Selon Larry Johnson, si des preuves du piratage russe des emails du camp démocrate existaient, elles auraient déjà été publiées. Pour lui, les accusations du gouvernement de Barack Obama relèvent avant tout d'une «colère mal dirigée» et facile.
RT : La Maison Blanche a déclaré qu'il y avait des preuves sur le prétendu piratage des emails par la Russie. Etes-vous convaincu par les informations fournies par le rapport conjoint mené par le FBI et la Sécurité intérieure ?

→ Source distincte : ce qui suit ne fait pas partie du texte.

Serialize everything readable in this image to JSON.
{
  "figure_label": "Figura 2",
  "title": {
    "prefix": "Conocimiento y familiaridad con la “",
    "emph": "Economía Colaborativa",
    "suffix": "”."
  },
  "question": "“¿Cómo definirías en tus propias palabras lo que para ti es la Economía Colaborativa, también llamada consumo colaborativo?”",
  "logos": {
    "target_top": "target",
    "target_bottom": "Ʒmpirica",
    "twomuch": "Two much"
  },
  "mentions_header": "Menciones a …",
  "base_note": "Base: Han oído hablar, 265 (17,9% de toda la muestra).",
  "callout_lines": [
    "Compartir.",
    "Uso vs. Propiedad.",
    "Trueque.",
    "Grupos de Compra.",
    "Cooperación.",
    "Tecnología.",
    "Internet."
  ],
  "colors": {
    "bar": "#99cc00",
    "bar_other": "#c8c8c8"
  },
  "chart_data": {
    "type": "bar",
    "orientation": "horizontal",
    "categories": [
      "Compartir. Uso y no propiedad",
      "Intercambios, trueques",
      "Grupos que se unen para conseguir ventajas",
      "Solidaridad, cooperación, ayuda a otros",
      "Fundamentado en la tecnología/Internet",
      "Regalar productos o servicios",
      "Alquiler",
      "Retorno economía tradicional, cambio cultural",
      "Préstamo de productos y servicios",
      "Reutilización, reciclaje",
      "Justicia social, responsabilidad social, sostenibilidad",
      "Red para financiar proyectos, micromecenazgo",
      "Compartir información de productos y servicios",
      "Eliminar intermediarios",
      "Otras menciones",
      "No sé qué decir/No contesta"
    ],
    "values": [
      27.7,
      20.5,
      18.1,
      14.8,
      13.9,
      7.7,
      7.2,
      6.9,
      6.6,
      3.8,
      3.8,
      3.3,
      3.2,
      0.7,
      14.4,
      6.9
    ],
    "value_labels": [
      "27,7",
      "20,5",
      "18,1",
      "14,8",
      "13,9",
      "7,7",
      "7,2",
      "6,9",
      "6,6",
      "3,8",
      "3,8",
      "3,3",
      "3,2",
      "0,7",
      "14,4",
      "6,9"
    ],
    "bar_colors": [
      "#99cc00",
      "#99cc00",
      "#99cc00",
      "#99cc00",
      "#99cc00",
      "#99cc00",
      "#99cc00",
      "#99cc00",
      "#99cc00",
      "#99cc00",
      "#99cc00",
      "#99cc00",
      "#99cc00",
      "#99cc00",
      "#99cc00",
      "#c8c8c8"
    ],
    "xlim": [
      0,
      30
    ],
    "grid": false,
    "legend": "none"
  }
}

Larry Johnson (L. J.) : Non. Ce dont on est certain pour l'instant c'est qu'il y avait des mails sur le serveur du Comité national des démocrates (DNC) et sur celui de John Podesta. Mais nous ne savons pas si ces serveurs ont été piratés ou si on a eu affaire à une fuite. C'est-à-dire à quelqu'un au sein du DNC qui a téléchargé ces emails sur un disque dur avant de les envoyer à Wikileaks. L'autre certitude qu'on peut avoir c'est que ces documents ont été diffusés justement par Wikileaks. Mais on ne sait pas combien de temps a pu passer entre le moment où le site a reçu ces documents et celui où il les a publiés, ni comment ils ont pu être transmis à l'équipe de Wikileaks.
Julian Assange affirme que sa source ne vient pas de Russie et n'est en aucun cas lié au pays. Je suis plutôt enclin à le croire. Vu ce que l'on sait de la NSA et de ses capacités en matière de surveillance, si ces mails avaient été hackés par des agents russes, elle aurait été capable très rapidement d'en présenter des preuves concrètes.
Souvenez-vous d'ailleurs que le premier de ces soi-disant piratages sur le serveur du DNC a eu lieu en 2015. L'administration de Barack Obama a attendu un long moment avant de réagir. D'ailleurs, la seule fois où ils ont vraiment réagi et avaient intérêt à en parler c'était après la défaite d'Hillary Clinton à la présidentielle. Depuis ils n'ont pas pu présenter ne serait-ce que l'ombre d'une preuve d'un lien entre les fuites de Julian Assange et le gouvernement russe.
Ironie : dans les emails de John Podesta, on découvre qu'un salarié du DNC a conseillé à ce dernier d'utiliser les liens supposés entre Vladimir Poutine et Donald Trump
RT : Pourquoi ajouter de nouvelles sanctions contre la Russie s'il n'y a pas de lien prouvé entre les hackers et le gouvernement du pays?
L. J. : Cela me fait penser à un homme saoul dans une pièce vide avec un chien et qui choisit de le frapper car c'est la chose la plus proche disponible. Il y a une sorte de folie, presque une psychose en ce moment aux Etats-Unis. J'ai 61 ans ; j'ai vécu la Guerre froide et je me souviens de la crise des missiles à Cuba. L'animosité et la rivalité avec la Russie que l'on voit aujourd'hui, c'est une colère mal dirigée. La Russie est devenu l'épouvantail idéal. On joue sur l'ignorance des Américains qui en savent peu sur la Russie, peu sur Vladimir Poutine et peu également sur l'histoire de nos relations. La réalité c'est que la Russie fait un parfait méchant de Hollywood. C'est plus facile de diaboliser la Russie que de reconnaître ce qui se passe en Amérique.
Lors de la première semaine de publications des emails, le Washington post n'a publié que neuf articles dessus et la moitié expliquait pourquoi il n'y avait rien de sérieux dedans. En comparaison cette même semaine, ils ont publié 194 papiers qui critiquaient et attaquaient Donald Trump. Donc si on regarde de manière purement mathématique cette information, on se rend compte qu'il y a eu un ouragan d'informations négatives propagées sur Donald Trump et peu sur Hillary Clinton. Blâmer la Russie de faire de l'ingérence dans l'élection américaine me semble seulement un moyen pour désorienter les électeurs. Ce qui est extrêmement ironique c'est que dans les emails de John Podesta, on découvre qu'un salarié du DNC a conseillé à ce dernier d'utiliser les liens supposés entre Vladimir Poutine et Donald Trump comme arme pour décrédibiliser le candidat républicain. Les démocrates eux-mêmes s'étaient recommandés cet angle d'attaque. Cela ne venait pas de la Russie.